Sapphire Foods India Ltd and Devyani International Ltd, two of the largest franchise operators of KFC and Pizza Hut in the country, have announced a merger that will create India’s biggest quick-service restaurant (QSR) operator. The deal, approved by the boards of both companies, will be executed through a share-swap arrangement, with Devyani International becoming the surviving listed entity.
As per the merger terms, shareholders of Sapphire Foods will receive 177 shares of Devyani International for every 100 shares they hold. The combined entity will operate more than 3,000 restaurants across India and select international markets, making it a dominant player in the organised fast-food segment. The portfolio will include popular global brands such as KFC, Pizza Hut and Costa Coffee.
The merger is expected to take around 12 to 15 months to complete and will be subject to approvals from shareholders, regulators and other statutory authorities. The appointed date for the merger is April 1, 2026.
The move comes at a time when India’s QSR sector is facing pressure from slowing urban demand, rising input costs and intense competition. By combining operations, the two companies aim to achieve economies of scale, improve supply chain efficiencies, reduce overhead costs and strengthen their negotiating power with suppliers and landlords.

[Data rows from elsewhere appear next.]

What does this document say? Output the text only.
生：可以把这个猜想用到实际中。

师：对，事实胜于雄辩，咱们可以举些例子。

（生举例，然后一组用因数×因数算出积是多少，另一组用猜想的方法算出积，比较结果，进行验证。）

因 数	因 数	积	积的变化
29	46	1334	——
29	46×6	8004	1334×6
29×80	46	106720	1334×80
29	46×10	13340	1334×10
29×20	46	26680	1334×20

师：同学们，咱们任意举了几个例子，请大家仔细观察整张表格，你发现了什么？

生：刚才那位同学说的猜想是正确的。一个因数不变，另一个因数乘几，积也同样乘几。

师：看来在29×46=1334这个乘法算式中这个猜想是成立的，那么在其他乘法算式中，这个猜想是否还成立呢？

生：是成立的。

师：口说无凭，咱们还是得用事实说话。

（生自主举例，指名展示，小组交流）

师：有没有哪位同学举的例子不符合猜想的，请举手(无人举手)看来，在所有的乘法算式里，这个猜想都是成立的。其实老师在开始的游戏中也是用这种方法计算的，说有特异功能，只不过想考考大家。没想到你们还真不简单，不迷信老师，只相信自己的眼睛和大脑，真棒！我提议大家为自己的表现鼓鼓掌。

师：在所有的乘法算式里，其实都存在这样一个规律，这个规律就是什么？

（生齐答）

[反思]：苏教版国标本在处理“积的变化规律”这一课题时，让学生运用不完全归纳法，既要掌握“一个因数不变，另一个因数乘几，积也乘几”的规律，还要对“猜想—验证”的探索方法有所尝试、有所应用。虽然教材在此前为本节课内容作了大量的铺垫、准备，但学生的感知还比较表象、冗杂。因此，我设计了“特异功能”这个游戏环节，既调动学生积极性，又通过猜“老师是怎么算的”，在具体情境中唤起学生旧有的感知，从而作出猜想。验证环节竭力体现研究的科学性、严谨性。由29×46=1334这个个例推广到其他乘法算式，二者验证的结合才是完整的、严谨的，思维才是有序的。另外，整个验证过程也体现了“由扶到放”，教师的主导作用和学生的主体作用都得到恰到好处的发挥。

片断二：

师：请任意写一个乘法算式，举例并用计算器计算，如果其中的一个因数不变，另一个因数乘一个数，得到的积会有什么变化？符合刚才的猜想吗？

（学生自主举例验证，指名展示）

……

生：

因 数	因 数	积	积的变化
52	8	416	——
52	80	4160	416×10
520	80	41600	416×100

Sapphire Foods currently operates KFC and Pizza Hut outlets across India and Sri Lanka, while Devyani International runs a wide network of KFC, Pizza Hut and Costa Coffee stores in India and overseas markets. The merger will also simplify Yum! Brands’ franchise structure in India by bringing most of its key outlets under one large operator.
The stock market reacted swiftly to the announcement. Shares of Devyani International rose sharply, reflecting investor optimism about the benefits of scale and long-term growth prospects. In contrast, Sapphire Foods shares came under pressure, as investors assessed the share-swap valuation and near-term integration challenges.
Experts in the industry are of the opinion that this merger could strengthen profitability over the long term if synergies are executed well, though short-term challenges related to integration, demand recovery and cost control remain. Once completed, the combined company is expected to be better positioned to expand aggressively and compete with other major fast-food chains in India’s growing QSR market.